Liasas Foras, the real estate data analytics firm, estimates that land constitutes 50-60% of the entire housing cost. In Mumbai, cost of land has increased 9 times since 2005-2014, while financing costs have shot up close to 7 times, according to their Housing Charter, 2018 report.

Activists like Vishwas Utagi — General Secretary, Nivara Abhiyaan, Mumbai — claim that not only does the state fail to frame pro-poor policies, it goes out of its way to benefit corporate builders.”Instead of giving 2808 hectares of land that had been leased by British and Indian government for doing business,creating jobs and affordable housing for their workers, the state chose to hand it over to private corporate builders on a platter, allowing higher floor-space index (FSI) for private housing to make big money,” said Vishwas. 

When the activists contested it in the Bombay High Court, the Devendra Fadnavis-led government passed a resolution on August 1, 2019 to give that land to private builders by charging a single premium claiming that the land had been lying idle. “The government seems to play no role in the housing sector today, except in helping builders. Though there is a huge demand for low cost housing, no one is building these,” Vishwas added.

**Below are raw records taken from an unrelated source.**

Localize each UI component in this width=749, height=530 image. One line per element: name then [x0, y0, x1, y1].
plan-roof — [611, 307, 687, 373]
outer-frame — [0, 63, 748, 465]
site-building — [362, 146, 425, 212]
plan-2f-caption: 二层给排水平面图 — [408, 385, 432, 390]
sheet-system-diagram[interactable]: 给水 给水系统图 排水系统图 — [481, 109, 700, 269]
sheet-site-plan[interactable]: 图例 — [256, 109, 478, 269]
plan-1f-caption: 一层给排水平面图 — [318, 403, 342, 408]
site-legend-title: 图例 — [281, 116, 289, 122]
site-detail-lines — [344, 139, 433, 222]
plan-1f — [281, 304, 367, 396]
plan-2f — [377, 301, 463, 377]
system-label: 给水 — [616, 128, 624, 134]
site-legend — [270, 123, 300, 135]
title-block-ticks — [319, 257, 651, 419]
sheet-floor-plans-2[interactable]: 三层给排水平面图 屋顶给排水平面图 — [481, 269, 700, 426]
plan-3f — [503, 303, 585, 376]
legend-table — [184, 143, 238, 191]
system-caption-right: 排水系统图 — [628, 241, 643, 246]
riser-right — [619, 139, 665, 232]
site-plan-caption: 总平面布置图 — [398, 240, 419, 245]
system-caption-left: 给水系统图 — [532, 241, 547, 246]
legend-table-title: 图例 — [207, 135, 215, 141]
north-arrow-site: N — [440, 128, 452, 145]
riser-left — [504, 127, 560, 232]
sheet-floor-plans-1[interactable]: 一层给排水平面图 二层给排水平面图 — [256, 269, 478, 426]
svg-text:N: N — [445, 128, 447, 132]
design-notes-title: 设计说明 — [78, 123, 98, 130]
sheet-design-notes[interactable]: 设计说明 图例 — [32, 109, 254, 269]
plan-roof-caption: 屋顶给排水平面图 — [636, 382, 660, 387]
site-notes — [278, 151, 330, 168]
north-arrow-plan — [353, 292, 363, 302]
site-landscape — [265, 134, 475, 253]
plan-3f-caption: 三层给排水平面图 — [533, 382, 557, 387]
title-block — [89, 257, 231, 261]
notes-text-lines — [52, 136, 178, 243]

He also alleges that the builders’ lobby does not let MHADA reduce the prices of its flats and the government seems to be succumbing to the pressure. “Builders have grabbed huge tracts of government land and are jacking up land prices. Politicians too seem to be working in tandem with these corporate builders, as the failure to frame housing policies for the poor would suggest. Unless there is a people’s movement for affordable housing, nothing will change.”

MHADA, however, claims that its flats continue to be cheaper and popular thanks to their low profit margins. “We are the largest land bank in the city,” said Gadpale. “We invite tenders to redevelop housing on land owned by us. While private builders build it for us, we handle the pricing and allotment process, even as we continue to be land owners. Our houses are affordable because of our pricing policy — this involved pricing at land cost plus cost of construction with a 15% profit margin in case of higher income group (HIG) housing and 5% profit margin for the MIG housing.” 

With access to new land denied, MHADA has now shifted its focus to redeveloping houses on its own land and expects these projects to generate a lot of houses in the affordable housing sector. Currently, MHADA is overseeing redevelopment of about 16544 tenements from 207 chawls spread over 92 acres in Central Mumbai, built by the Bombay Development Directorate (BDD) in the 1920s. While private builders are implementing this project, MHADA will handle pricing and the allotment. “Though this project is meant to rehabilitate about 16,000 households, it is expected to generate 8000 additional houses for the open market,” said Gadpale. 

As the new three-party Maha Vikas Aghadi government in Maharashtra settles down,it remains to be seen how much things change, or remain the same, on the affordable housing front.